Dr. Ron Daniels, founder and co-director of the UK Sepsis Trust, added: “As an intensive care physician in inner-city Birmingham, I regularly see patients from underrepresented communities presenting late with sepsis.

“This important study reminds us that socio-economic status and the presence of an underlying disease – themselves often linked and linked to ethnicity – play a role in determining disparities in the risk of developing non-Covid sepsis.

“The health care system has a duty to reduce this inequality and improve access for all.

“This study therefore highlights the need for targeted education among members of the public in at-risk communities and for the health care workers who serve them. That’s why advocacy groups like the UK Sepsis Trust are working to develop resources in multiple languages, including different skin tones.

“However, we must remember that while the risk factors identified in this study are important, sepsis can still strike indiscriminately.”

Sepsis is considered a medical emergency, but it can be difficult to recognize.

In adults, sepsis may initially feel like the flu, gastroenteritis, or a respiratory infection.

Early symptoms include fever, chills and chills, a fast heart rate, and rapid breathing.
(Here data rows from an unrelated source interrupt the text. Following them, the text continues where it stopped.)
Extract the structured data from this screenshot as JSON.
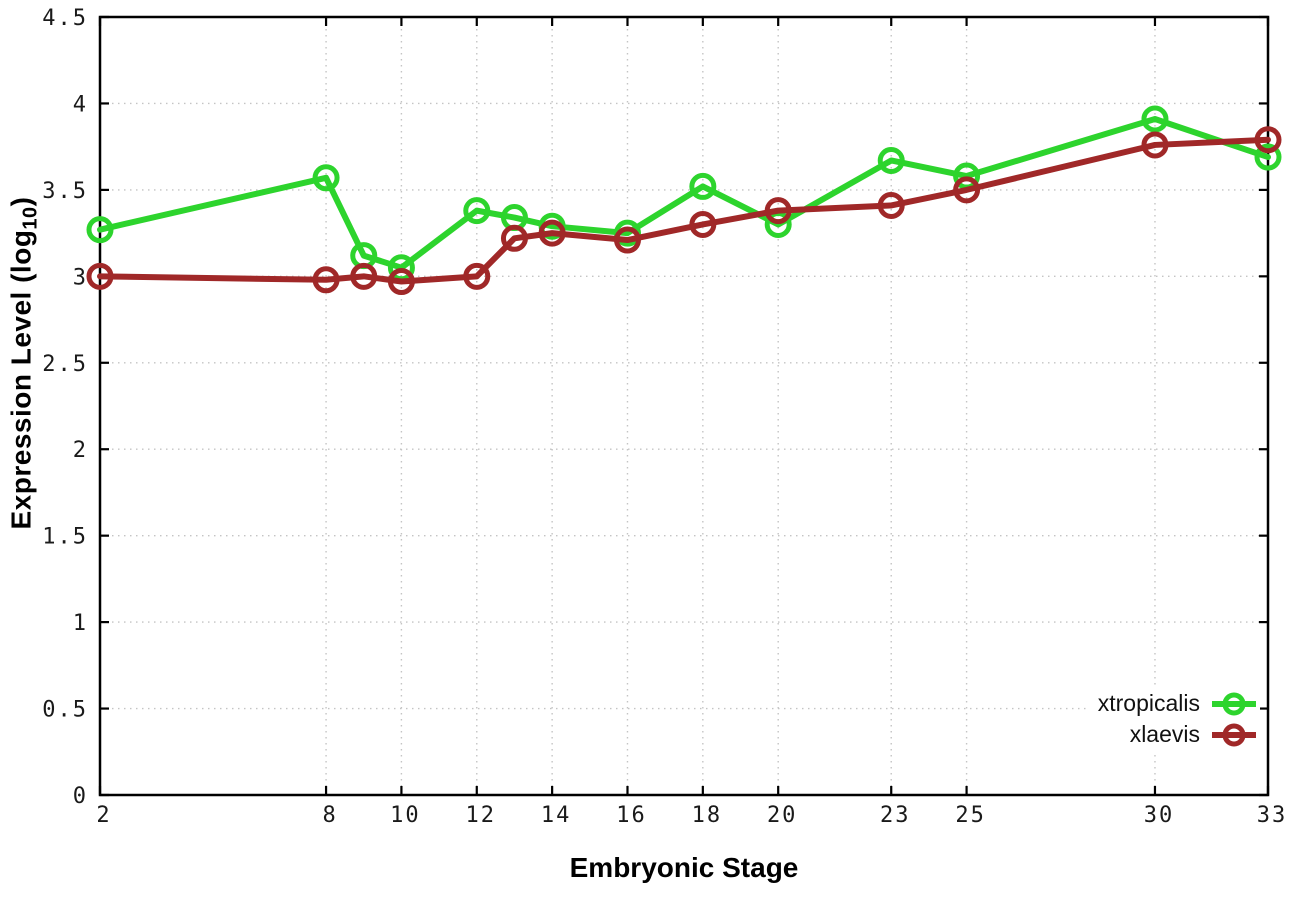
{
  "chart_data": {
    "type": "line",
    "title": "",
    "xlabel": "Embryonic Stage",
    "ylabel": "Expression Level (log10)",
    "ylabel_parts": {
      "main": "Expression Level (log",
      "sub": "10",
      "close": ")"
    },
    "xlim": [
      2,
      33
    ],
    "ylim": [
      0,
      4.5
    ],
    "x_ticks": [
      2,
      8,
      10,
      12,
      14,
      16,
      18,
      20,
      23,
      25,
      30,
      33
    ],
    "y_ticks": [
      0,
      0.5,
      1,
      1.5,
      2,
      2.5,
      3,
      3.5,
      4,
      4.5
    ],
    "grid": true,
    "grid_style": "dotted",
    "legend_position": "bottom-right",
    "background_color": "#ffffff",
    "border_color": "#000000",
    "grid_color": "#c4c4c4",
    "categories_note": "x = embryonic stage number, shared by both series",
    "x": [
      2,
      8,
      9,
      10,
      12,
      13,
      14,
      16,
      18,
      20,
      23,
      25,
      30,
      33
    ],
    "series": [
      {
        "name": "xtropicalis",
        "color": "#2dd42d",
        "marker": "open-circle",
        "values": [
          3.27,
          3.57,
          3.12,
          3.05,
          3.38,
          3.34,
          3.29,
          3.25,
          3.52,
          3.3,
          3.67,
          3.58,
          3.91,
          3.69
        ]
      },
      {
        "name": "xlaevis",
        "color": "#a02828",
        "marker": "open-circle",
        "values": [
          3.0,
          2.98,
          3.0,
          2.97,
          3.0,
          3.22,
          3.25,
          3.21,
          3.3,
          3.38,
          3.41,
          3.5,
          3.76,
          3.79
        ]
      }
    ]
  }
}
Symptoms of sepsis or septic shock include feeling dizzy or faint, confusion or disorientation, nausea and vomiting, diarrhea and colds, clammy and pale or mottled skin.

Any child who breathes very quickly, has a seizure, or looks blotchy, bluish, or pale, or has a rash that does not fade when you press on it, may have sepsis.

And a baby or child under five who is not drinking, has repeated vomiting, or has not had a small or wet diaper for 12 hours may have sepsis.

The British Sepsis Trust said the condition affects 245,000 people and claims 48,000 lives in Britain every year.